The fund has a low duration of only 2.8 years and an OAS of 190 bps:
After almost a year of performance history, we can say that the management team at BlackRock is doing a tremendous job, and in addition to yield and duration, the fund will be providing market alpha as well.
On the risk side, BINC has also delivered a stellar performance:
If we chart its performance, we will notice BINC has had a very shallow -2% drawdown since inception. The fund thus created a total return in excess of 7% with only a 2% drawdown. Those risk/reward figures are enviable, with many bond funds having done significantly worse. An active fund management is key to risk management, with portfolio managers being able to steer the fund towards the assets that are most viable at any point in time.
When looking at fixed income, an investor has to pay attention to drawdowns.

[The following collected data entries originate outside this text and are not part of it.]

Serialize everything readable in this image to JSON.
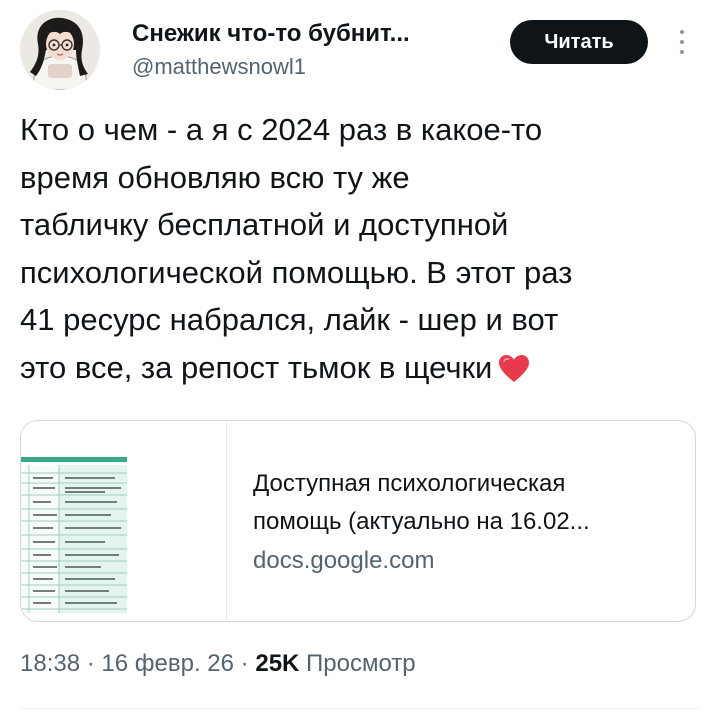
{
  "author": {
    "display_name": "Снежик что-то бубнит...",
    "handle": "@matthewsnowl1",
    "avatar": "avatar-illustration"
  },
  "follow_button": {
    "label": "Читать"
  },
  "more_icon": "more-vertical-icon",
  "tweet": {
    "lines": [
      "Кто о чем - а я с 2024 раз в какое-то",
      "время обновляю всю ту же",
      "табличку бесплатной и доступной",
      "психологической помощью. В этот раз",
      "41 ресурс набрался, лайк - шер и вот",
      "это все, за репост тьмок в щечки"
    ],
    "emoji": "heart-icon"
  },
  "link_card": {
    "title_lines": [
      "Доступная психологическая",
      "помощь (актуально на 16.02..."
    ],
    "domain": "docs.google.com",
    "thumbnail": "spreadsheet-thumbnail"
  },
  "meta": {
    "time": "18:38",
    "sep1": "·",
    "date": "16 февр. 26",
    "sep2": "·",
    "views": "25K",
    "views_label": "Просмотр"
  },
  "colors": {
    "text": "#0f1419",
    "secondary": "#536471",
    "button_bg": "#0f1419",
    "button_text": "#ffffff",
    "heart": "#e8394d",
    "border": "#cfd9de"
  }
}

It does not make sense to buy an asset that yields 8% but has -25% drawdowns. The risk/reward is not there. Conversely, an asset yielding 8% but with a -10% drawdown is appealing, while BINC is a home run with its risk/reward analytics.
What does the future hold for BINC
We like the fund and its construction, and its active management. From a pure bond math perspective, an investor should expect the 5.5% yield plus another 2.5% from duration in the next twelve months. Given the outsized active management results, we are going to add another 1.5% from alpha generation, thus penciling in a total return exceeding 9.5% in the next twelve months, all while the drawdowns will be limited.
We are basing the above expectations on our rates base case, which was outlined in the first section of the article. If we see a sudden deterioration in economic data and the Fed is forced to cut faster and deeper, BINC is set to benefit. Some of the duration impact in that case though will be offset by a widening in credit spreads.
Conclusion
BINC is a fixed income ETF. The fund comes from the BlackRock platform and represents an active approach to multi-asset bond ETFs. The vehicle has delivered a total return in excess of 7% in the past year, despite the recent spike in yields. BINC has thus managed to generate alpha from its active management, and has outperformed JPIE. We expect BINC to continue to outperform and generate market alpha in excess of its yield and duration components. Given the recent spike in yields, we find the current macro environment to be ideal to take a long position in BINC, with a 9.5% total return penciled in for the next 12 months.